Matteo Bonfitto destaca em seu texto “O ator
compositor” processos perspectivos sensoriais e intelectuais do ator importantíssimos
para uma composição artística teatral, com eixos de ações físicas de
Stanislavski a Barba.
3. O ator compositor
3.1. improvisação: Espaço Mental – método -
Instrumento
Utiliza-se o conceito “mental” enquanto
relativo às experiências espirituais, e que está ligado, nesse caso, à
“inversão de cogito” presente nas elaborações de Sartre e Merleau-Ponty. O
“existo, logo penso”, levando à instauração de uma tensão dialética entre o “em
si” e o “para si’, gera por sua vez uma espiral fenomenológica que não tem um
ponto de chegada estabelecido, pois o “para si” é “sustentado por uma perpétua
contingência, uma contingência perpetuamente evanescente”. (p. 125)
A improvisação enquanto “espaço mental” pode
gerar ações a partir de diferentes matrizes em um mesmo espetáculo. Ela pode
envolver a tradução em ações de outra forma de arte, como a pintura, escultura,
música ou literatura; pode envolver a tradução em ações de experiências
pessoais abstratas ou complexas; pode envolver a tradução em ações de
diferentes conteúdos, conceitos, temas... (p.126)
Na improvisação enquanto “método” o processo de
criação tem como suporte, geralmente, conteúdos elaborados através de temas,
situações... Também aqui o ator deve eventualmente ter uma “competência
intersemiótica”, devendo traduzir conceitos em ações. O ator, também nesse
caso, deverá preencher de sentido não somente as ações, como também as
transições existentes entre elas. [...] (p.126)

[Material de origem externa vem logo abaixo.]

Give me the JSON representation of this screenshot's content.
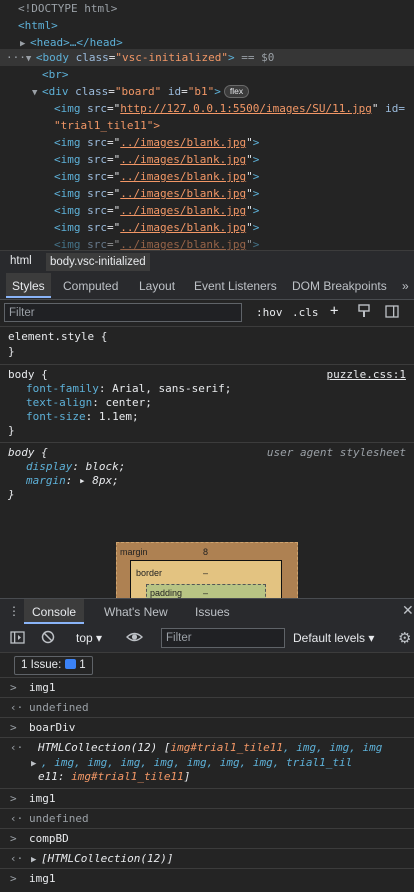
{
  "elements": {
    "doctype": "<!DOCTYPE html>",
    "html_open": "<html>",
    "head": "<head>…</head>",
    "body_tag": "body",
    "body_attr": "class",
    "body_value": "\"vsc-initialized\"",
    "body_eq": "== $0",
    "br": "<br>",
    "div_tag": "div",
    "div_attr1": "class",
    "div_val1": "\"board\"",
    "div_attr2": "id",
    "div_val2": "\"b1\"",
    "flex_badge": "flex",
    "img_first_src": "http://127.0.0.1:5500/images/SU/11.jpg",
    "img_first_id_attr": "id=",
    "img_first_id": "\"trial1_tile11\">",
    "img_blank_src": "../images/blank.jpg"
  },
  "breadcrumbs": [
    "html",
    "body.vsc-initialized"
  ],
  "styles_tabs": [
    "Styles",
    "Computed",
    "Layout",
    "Event Listeners",
    "DOM Breakpoints"
  ],
  "styles_more": "»",
  "filter": {
    "placeholder": "Filter",
    "hov": ":hov",
    "cls": ".cls",
    "plus": "+"
  },
  "rules": {
    "element_style": "element.style {",
    "close": "}",
    "body1_selector": "body {",
    "body1_source": "puzzle.css:1",
    "body1_props": [
      {
        "name": "font-family",
        "value": "Arial, sans-serif;"
      },
      {
        "name": "text-align",
        "value": "center;"
      },
      {
        "name": "font-size",
        "value": "1.1em;"
      }
    ],
    "body2_selector": "body {",
    "body2_source": "user agent stylesheet",
    "body2_props": [
      {
        "name": "display",
        "value": "block;"
      },
      {
        "name": "margin",
        "value": "▸ 8px;"
      }
    ]
  },
  "boxmodel": {
    "margin": "margin",
    "margin_val": "8",
    "border": "border",
    "border_val": "–",
    "padding": "padding",
    "padding_val": "–"
  },
  "console_tabs": [
    "Console",
    "What's New",
    "Issues"
  ],
  "console_toolbar": {
    "context": "top ▾",
    "filter_placeholder": "Filter",
    "levels": "Default levels ▾"
  },
  "issues": {
    "label": "1 Issue:",
    "count": "1"
  },
  "console": {
    "input1": "img1",
    "out1": "undefined",
    "input2": "boarDiv",
    "coll_head": "HTMLCollection(12) [",
    "coll_first": "img#trial1_tile11",
    "coll_rest1": ", img, img, img",
    "coll_line2": ", img, img, img, img, img, img, img, trial1_til",
    "coll_line3a": "e11: ",
    "coll_line3b": "img#trial1_tile11",
    "coll_line3c": "]",
    "input3": "img1",
    "out3": "undefined",
    "input4": "compBD",
    "out4": "[HTMLCollection(12)]",
    "input5": "img1"
  }
}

Na improvisação como “instrumento” podemos
reconhecer a existência de diferentes modalidades. Também nesse caso, a
improvisação pode ser um canal de tradução de diferentes matrizes. Porém, a sua
diferença em relação à improvisação enquanto “espaço mental” ou “método”
consiste na presença, nesse processo, de uma intencionalidade já constituída.
(p. 126)
A improvisação em Stanislávski,, na aplicação
do Método das Açoes Física, em Meierhold, Tchékhov e Brechet, podemos
reconhecer a presença de práticas improvisacionais construtoras dos aspectos
constitutivos da identidade de personagem. (p.127)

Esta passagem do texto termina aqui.